Furthermore, as far as I can tell from the news, Washington is still on track to implement penalty tariffs on foreign fertilizers at the request of market oligopolists CF Industries and Mosaic—total insanity at a time like this. The price situation is so bad that a farm group has asked Merrick Garland to launch an investigation, but what is he supposed to do, investigate his fellow cabinet members? Lastly, the fertilizer supply situation in India is looking desperate, there is a natural gas shortage in Pakistan (due to cold weather on the periphery), and China has continued a ban on its phosphate exports, keeping about a quarter of global cross-border sales volume off the market indefinitely. At this point, I should disclose—to keep Brandon’s SEC and Garland off my back—that I am personally invested in the price of fertilizer going way up, although I am not recommending any particular method to bet on that, and in fact, I insist that you don’t try it yourself. I am not selling anything.

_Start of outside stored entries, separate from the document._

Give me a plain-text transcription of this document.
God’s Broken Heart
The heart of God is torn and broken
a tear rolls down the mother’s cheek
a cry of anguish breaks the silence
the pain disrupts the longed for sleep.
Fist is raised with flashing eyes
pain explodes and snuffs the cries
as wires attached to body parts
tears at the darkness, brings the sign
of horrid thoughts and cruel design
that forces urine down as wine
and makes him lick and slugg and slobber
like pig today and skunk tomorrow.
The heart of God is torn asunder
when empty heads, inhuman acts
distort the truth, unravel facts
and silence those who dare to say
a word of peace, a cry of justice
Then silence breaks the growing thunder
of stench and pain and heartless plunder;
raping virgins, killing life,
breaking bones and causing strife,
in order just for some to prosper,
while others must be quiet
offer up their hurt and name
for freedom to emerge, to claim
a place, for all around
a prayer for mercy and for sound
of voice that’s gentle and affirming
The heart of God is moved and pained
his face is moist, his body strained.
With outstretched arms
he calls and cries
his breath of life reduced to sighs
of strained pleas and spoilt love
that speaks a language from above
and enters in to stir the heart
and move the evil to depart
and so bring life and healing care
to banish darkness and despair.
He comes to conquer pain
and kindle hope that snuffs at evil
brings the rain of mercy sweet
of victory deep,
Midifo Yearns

The world continues to sleepwalk into a famine situation as of late 2022.
(If this is your first time seeing this email chain, please read below to understand the connection between natural gas and nitrogen-based fertilizer.)
I’m not sure how it will play out here, other than I expect $5 loaves of Wonder Bread, and a lot of shoplifting, at a minimum. To say that Brandon’s party will be punished by a “wave” election is a gross understatement—it won’t be a wave, it will be more like a giant asteroid knocking half the ocean and half the atmosphere into outer space.
Impressive piece, thanks. I only would like to know more about the fact that Bill Gates has bought so much farmland apparently intent on taking it out of production. Is this decrease in farmland worldwide? And not only is the availability of fertilizer at stake, its use is taboo as well in India, Sri Lanka, The Netherlands, Canada, the UK and probably elsewhere.
Reading this article this May 27 2022, I believe you should re-publish it as the relation between natural gas production and fertilizer production sheds new pertinent light on the present situation.